Kurz drauf spielt das Handy der treu sorgenden Mutter die ersten fünfzehn Töne der Ode An die Freude aus Beethovens „Neunter“ vor. Bevor aber Karoline Dorffmann-von Hochstengel mit dem rechten Daumen den Knopf zur Entgegennahme des Anrufs drückt, halbiert sie mit dem linken Daumen auf der Fernbedienung den Dezibelwert einer Kurzreportage über den holländischen Friseur, der aus dem homöopathischen Guru Dragan Dabić gestern wieder den psychopathischen Psychiater und Massenschlächter Radovan Karadžić gemacht hat.

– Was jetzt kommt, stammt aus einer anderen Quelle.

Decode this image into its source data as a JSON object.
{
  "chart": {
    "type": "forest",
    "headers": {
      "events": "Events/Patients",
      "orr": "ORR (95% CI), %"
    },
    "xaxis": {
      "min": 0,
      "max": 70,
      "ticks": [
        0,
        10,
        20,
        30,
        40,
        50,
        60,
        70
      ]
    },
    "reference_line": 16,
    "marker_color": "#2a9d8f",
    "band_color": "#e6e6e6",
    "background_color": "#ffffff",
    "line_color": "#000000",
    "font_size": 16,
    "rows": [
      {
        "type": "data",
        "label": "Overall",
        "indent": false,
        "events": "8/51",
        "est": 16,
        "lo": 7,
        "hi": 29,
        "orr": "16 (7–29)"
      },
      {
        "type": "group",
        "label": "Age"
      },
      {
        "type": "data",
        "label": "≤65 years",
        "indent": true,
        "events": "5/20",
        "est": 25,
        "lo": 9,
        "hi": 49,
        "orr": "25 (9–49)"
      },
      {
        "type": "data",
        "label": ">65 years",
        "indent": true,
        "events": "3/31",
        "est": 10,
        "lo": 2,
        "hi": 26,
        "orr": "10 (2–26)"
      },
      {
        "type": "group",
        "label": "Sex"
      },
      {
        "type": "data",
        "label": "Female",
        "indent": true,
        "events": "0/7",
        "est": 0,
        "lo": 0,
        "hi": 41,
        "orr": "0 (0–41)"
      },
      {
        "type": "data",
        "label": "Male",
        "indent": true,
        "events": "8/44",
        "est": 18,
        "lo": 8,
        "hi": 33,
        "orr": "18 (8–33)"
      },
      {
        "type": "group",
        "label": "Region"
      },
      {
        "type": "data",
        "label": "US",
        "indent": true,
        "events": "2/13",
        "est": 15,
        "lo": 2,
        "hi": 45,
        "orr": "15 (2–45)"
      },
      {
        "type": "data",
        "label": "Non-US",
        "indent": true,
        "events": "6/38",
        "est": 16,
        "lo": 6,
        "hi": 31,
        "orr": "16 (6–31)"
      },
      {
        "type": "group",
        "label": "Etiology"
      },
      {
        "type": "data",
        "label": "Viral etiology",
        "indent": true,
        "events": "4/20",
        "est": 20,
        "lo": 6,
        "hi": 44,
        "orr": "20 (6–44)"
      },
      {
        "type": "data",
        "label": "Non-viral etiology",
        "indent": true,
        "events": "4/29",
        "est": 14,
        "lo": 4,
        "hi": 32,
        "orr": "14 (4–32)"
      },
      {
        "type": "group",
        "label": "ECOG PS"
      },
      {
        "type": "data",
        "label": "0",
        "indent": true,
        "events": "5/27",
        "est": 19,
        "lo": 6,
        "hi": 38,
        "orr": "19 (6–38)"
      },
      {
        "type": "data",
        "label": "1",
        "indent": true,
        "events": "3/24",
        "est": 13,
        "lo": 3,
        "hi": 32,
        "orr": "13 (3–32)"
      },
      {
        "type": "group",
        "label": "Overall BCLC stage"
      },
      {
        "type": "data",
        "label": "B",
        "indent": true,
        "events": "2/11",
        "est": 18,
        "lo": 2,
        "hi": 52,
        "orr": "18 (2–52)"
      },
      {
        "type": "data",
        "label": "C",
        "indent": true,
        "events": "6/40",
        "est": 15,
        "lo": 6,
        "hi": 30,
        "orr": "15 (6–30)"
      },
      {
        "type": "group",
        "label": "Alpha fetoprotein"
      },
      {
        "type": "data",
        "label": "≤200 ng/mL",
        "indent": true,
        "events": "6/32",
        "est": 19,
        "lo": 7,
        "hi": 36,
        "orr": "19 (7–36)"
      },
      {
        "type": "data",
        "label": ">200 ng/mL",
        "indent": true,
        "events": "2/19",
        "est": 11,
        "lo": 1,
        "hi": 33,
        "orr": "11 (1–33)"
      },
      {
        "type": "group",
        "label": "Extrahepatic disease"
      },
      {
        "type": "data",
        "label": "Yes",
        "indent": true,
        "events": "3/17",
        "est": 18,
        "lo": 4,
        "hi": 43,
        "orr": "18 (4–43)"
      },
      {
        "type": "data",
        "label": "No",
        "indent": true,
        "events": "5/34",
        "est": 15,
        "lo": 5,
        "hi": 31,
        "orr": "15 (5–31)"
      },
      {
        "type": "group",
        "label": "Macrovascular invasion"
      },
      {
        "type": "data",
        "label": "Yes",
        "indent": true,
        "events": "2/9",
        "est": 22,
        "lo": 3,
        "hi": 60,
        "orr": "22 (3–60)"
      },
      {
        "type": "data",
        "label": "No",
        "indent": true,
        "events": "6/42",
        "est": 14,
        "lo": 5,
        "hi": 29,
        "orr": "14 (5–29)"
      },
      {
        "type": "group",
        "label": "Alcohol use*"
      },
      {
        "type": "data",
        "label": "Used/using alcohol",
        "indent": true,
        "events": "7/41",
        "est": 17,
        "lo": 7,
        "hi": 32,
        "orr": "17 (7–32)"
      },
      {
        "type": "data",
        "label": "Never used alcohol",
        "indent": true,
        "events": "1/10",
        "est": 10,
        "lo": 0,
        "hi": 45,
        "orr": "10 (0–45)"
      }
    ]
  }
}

„Dorffmann?“ – „Frau Dorffmann-von Hochstengel, ich grüße Sie an diesem schönen Sommertage. Dr. Wagner am Apparat. Ich habe eine gute und eine schlechte Nachricht für Sie. Welche wollen Sie zuerst hören?“

Unterdessen ist Naomi mit kleinen, aber zielsicheren Schritten aus dem Wäldchen durchs Gärtchen zum Sandkasten gestapft, ein fröhliches Liedchen aus der Kindertagesstätte auf den Lippen, die jetzt leider Sommerpause hat. Das blondzopfige Mädchen hat aus dem Unterholz einen großen weißen Kieselstein mitgeschleppt, so schwer, dass die Kleine ihn kaum tragen kann. Den lässt sie jetzt vergnügt in das rote Plastikeimerchen plumpsen. Wie das spritzt! Dann stellt sie sich, den Henkel des Eimers mit beiden Händen fest umklammernd, mit gespreizten Beinen in die Mitte des Sandkastens und lässt das schwere Gefäß unter sich pendeln wie ein olympischer Hammerwerfer die Kugel am Seil. Obwohl Naomi die physikalischen Gesetze der zentripetalen und zentrifugalen Kräfte niemals erklärt wurden, die auf einen in Rotation um einen gedachten Mittelpunkt versetzten Körper wirken, erfährt sie das Wunder, dass der Kiesel nicht aus dem um sie kreisenden Eimerchen fällt und selbst das Wasser darin haftet wie angeklebt.

Nach sechs oder sieben solcher staunenswerten Rotationen draußen im Gärtchen ist Dr. Wagners Telefonstimme drinnen im Salon gerade bei der schlechten Nachricht angelangt. Er kommt aber nicht mehr dazu, sie auszusprechen. Frau Dorffmann-von Hochstengel gar wird sie niemals erfahren. Der letzte Satz, den sie vor dem ohrenbetäubenden Knall hört, kommt aus dem Fernseher und lautet: „Der Bart ist ab!“ Und Herr von Hochstengel, ihr ansonsten fröhlicher Witwer, wird sechs Wochen später mit Bedauern zur Kenntnis nehmen müssen, dass die 24 Quadratmeter große Panoramascheibe seines Häuschens am Waldrand gegen Schäden dieser Art nicht versichert war.